Pirandello fu perciò tra gli autori «riscoperti» dopo la seconda guerra mondiale; esisteva un certo interesse per lui, tanto nell’am­biente teatrale che tra gli  editori. Centro di questo interesse fu la città universitaria di Heidelberg, dove si pubblicarono vari volumi di novelle pirandelliane, che, tradotte magistralmente da Hans Hinterhäuser, fecero conoscere per la prima volta anche Pirandello narratore. Nella critica, la nuova immagine di Pirandello – a Heidelberg, città di Karl Jaspers – era «pre-esistenzialista». Il più bel frutto di questa attività critica è il saggio ancora valido di Franz Rauhut: Der junge Pirandello (Il giovane Pirandello, Monaco di Baviera, 1964), la prima grande monografia in lingua tedesca che ci presenta il «giovane» Pirandello (cioè fino a quarant’anni) come uno spirito tormentato da idee esistenzialiste, molto prima della moda esistenzialista del dopoguerra.
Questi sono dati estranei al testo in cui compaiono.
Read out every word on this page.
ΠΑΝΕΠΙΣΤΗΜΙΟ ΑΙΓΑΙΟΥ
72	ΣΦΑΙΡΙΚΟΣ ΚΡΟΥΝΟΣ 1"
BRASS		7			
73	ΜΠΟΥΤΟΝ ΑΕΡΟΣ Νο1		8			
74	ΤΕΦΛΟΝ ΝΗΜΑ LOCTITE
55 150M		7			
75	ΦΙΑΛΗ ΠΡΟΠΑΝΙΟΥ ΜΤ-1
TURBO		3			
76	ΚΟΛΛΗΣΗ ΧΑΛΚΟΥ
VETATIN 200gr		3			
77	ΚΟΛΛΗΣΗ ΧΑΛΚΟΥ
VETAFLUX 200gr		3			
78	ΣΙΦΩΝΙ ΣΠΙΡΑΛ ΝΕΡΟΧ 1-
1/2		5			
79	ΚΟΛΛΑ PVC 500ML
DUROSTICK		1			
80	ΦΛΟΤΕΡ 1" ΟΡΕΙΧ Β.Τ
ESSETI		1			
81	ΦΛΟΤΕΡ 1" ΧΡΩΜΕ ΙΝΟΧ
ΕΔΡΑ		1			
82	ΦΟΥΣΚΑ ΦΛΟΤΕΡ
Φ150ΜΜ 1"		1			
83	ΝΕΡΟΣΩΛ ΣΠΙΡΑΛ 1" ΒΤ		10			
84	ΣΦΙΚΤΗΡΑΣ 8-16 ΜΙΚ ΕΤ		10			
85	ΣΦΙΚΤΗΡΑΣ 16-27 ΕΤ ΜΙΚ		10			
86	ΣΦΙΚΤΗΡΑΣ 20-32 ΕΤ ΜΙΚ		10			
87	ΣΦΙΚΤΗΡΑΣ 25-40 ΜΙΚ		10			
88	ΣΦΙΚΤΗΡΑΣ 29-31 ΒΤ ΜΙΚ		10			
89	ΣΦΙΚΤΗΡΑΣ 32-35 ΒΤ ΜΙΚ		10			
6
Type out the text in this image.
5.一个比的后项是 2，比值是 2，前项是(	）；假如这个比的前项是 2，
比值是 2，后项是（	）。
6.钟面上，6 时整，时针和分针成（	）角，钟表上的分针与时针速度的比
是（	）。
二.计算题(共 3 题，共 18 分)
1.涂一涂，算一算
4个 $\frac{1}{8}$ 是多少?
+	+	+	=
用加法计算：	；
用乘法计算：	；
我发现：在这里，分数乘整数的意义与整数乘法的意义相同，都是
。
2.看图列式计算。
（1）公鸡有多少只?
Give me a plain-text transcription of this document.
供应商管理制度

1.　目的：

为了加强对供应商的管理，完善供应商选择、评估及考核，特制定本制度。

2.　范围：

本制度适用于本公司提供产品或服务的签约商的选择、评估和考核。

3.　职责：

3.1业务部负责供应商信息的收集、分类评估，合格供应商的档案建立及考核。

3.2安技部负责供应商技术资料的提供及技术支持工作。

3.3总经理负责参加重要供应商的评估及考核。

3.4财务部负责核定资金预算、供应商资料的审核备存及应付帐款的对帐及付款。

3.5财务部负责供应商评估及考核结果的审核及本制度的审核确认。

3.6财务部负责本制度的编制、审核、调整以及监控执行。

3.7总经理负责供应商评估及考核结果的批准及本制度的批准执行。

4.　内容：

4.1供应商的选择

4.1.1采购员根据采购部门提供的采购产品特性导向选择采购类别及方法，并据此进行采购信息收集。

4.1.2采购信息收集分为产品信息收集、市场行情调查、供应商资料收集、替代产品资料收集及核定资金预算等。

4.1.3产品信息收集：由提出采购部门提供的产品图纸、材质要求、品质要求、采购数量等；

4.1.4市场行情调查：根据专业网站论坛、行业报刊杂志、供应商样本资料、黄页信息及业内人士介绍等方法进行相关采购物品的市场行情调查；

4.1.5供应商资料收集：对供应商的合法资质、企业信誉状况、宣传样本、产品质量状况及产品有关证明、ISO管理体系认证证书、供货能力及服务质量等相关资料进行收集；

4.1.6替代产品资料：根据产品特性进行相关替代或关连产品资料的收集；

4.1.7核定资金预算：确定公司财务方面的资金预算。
Da questo momento in poi, Pirandello comincia ad essere conosciuto anche come narratore; ai volumi di novelle tradotte da Hinterhäuser si aggiungono altre tradotte da Lisa Rüdiger e Percy Eckstein, e anche i due romanzi Il fu Mattia Pascal e Uno, nessuno e centomila, tradotti da Piero Rismondo. Ciò rappresenta però soltanto una piccola parte della produzione del narratore Pirandello (circa 60 delle circa 250 novelle, 2 dei 7 romanzi), e inoltre le traduzioni sono state in gran parte pubblicate in un numero ridotto di tirature, cosi che normalmente questi libri non si trovano.

Neanche a Pirandello drammaturgo è toccata una sorte migliore. Le sue commedie sono state rappresentate frequentemente negli an­ni Sessanta ma non si trovano che nove (su più di quaranta) commedie in un’edizione di Teatro destinata al pubblico lettore. Dopo pochi anni, anche quest’edizione di nove commedie era esaurita, e oggi il lettore tedesco non può leggere altro che i Sei personaggi, che sono d’altronde di gran lunga l’opera più recitata di Pirandello con più di 50 messinscena dal 1945 in poi. Questa commedia, con il cui rifacimento problematico era cominciata la carriera di Pirandello nel mondo di lingua tedesca, è diventata un testo « classico ». Ma c’è da domandarsi se nel mondo di lingua tedesca l’abbiamo veramente capito fino ad oggi, influenzati come siamo dalla versione che ce ne mostrò Reinhardt. E tutto il resto dell’opera lo conoscono soltanto gli specialisti, quelli che leggono l’italiano. Come potrebbe spiegarsi altrimenti, che un critico molto noto nel 1982 non riconobbe Questa sera si recita a soggetto quando fu presentata a Francoforte con il titolo Don Carlos e senza menzionare il vero autore?

Bisogna confessare che non siamo molto più avanti nella conoscenza di Pirandello di quanto non lo fossimo nella Vienna del 1924. La fortuna di Pirandello nel mondo di lingua tedesca è ancora da fare. Quest’anno del cinquantenario della sua morte, gli si è dedicata una serie di incontri (Heidelberg, Vienna, Bonn ); dal 1985 si sta pubblicando una nuova edizione delle sue opere, che finora ha presentato due romanzi praticamente sconosciuti ( L’esclusa, Serafino Gubbio) e il saggio sull’umorismo, mai tradotto prima. Speriamo che cominci cosl una nuova fase della sua fortuna nel mondo germanico.